Não deixe de se dizer – para além do que antecede – que todas as alegações dos executados a este respeito são meras alegações genéricas, feitas em termos tais que podem ser usadas para todos os processos, sem qualquer consideração para o que se passou de facto no caso concreto, como se vê, por exemplo, do caso relatado no ac. do STJ de 10/09/2019 (20714/13.4YYLSB-B.L1), em que, em relação a matéria idêntica à dos presentes autos o TRL disse que “não chega sequer a ser conclusiva, sendo antes matéria genérica sem aptidão para minimamente individualizar a violação do dever de informação deduzida. Os embargantes não concretizaram o porquê de a compreensão dos contratos não estar ao alcance deles, não identificaram nem especificaram os aspectos insertos nas cláusulas contratuais cuja aclaração se justificava. A "complexidade" dos contratos apenas sugere uma realidade ideal, vaga e abstracta. E porque se trata de alegação genérica que não permite minimamente a individualização dessa violação do dever de informação […], nem pode ser objecto de prova por não ter a mínima individualização necessária para poder ser objecto de instrução. […]”, secundado pelo STJ: “Repare-se, com efeito, que a adjectivação dos termos e condições dos contratos como “complexos”, cuja compreensão não está “ao alcance dos executados”, é afirmação conclusiva por ter de resultar do confronto entre, por um lado, os termos e condições dos contratos, com análise da linguagem, comum ou técnica, utilizada e, por outro lado, o grau de escolaridade e de conhecimento dos seus destinatários, os embargantes. Estes descuraram a alegação e prova desse resultado. Não pode, pois, concluir-se pela ininteligibilidade ou incompreensão dos referidos termos e condições dos contratos em apreço. […] as afirmações produzidas não têm cunho factual e resvalam em meros juízos genéricos, conclusivos ou de direito. Com efeito, não houve nestes cumprimento mínimo, ainda que defeituoso, do ónus de alegação […]”
Da inconstitucionalidade
Não havendo matéria necessitada de produção de prova, perde todo o sentido - o mesmo é dizer que fica prejudicada -, a questão da inconstitucionalidade invocada pela recorrente que tem a ver com aquela necessidade de prova.              
III
A propósito da falta de interpelação prévia
Os executados invocam o disposto na cláusula 36/2 das condições gerais do contrato de crédito (dado por reproduzido no ponto 2 dos factos provados, sendo que os executados já nos embargos deduzidos invocavam esta cláusula para esta questão).

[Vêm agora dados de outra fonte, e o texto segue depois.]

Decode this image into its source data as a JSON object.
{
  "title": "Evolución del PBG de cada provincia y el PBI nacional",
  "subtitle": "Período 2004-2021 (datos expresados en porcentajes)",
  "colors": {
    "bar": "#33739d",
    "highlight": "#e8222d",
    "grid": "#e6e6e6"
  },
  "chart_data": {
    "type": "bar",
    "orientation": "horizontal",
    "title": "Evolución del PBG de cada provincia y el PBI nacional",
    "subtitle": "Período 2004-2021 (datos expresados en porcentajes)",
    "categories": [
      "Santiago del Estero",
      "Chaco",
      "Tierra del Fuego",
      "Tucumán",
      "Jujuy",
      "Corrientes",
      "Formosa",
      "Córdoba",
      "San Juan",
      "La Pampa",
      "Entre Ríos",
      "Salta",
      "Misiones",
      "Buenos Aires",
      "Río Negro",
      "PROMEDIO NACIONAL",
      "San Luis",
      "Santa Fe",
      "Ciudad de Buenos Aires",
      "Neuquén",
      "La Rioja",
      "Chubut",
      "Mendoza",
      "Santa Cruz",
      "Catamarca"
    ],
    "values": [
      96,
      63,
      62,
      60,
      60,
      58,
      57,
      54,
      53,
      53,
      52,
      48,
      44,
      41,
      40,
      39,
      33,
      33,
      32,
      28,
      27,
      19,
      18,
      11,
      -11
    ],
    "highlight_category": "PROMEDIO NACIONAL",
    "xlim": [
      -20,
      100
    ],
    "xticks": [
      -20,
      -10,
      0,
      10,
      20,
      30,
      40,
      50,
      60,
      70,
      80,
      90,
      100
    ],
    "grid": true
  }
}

A cláusula 36 tem o seguinte teor:
Direitos do BES em caso de vencimento antecipado
36.1. A qualquer momento, após a ocorrência de uma situação de vencimento antecipado, o BES poderá exercer todos ou qualquer um dos direitos e/ou acções seguintes, disso notificando o ciente e/ou o prestador de garantia.
a) Cancelar o crédito não utilizado.     
b) Declarar imediatamente vencidas todas as obrigações assumidas pelo cliente no contrato, exigindo o pagamento imediato da totalidade de todos os montantes devidos ao seu abrigo.
c) Proceder à imediata execução de todas ou parte das garantias.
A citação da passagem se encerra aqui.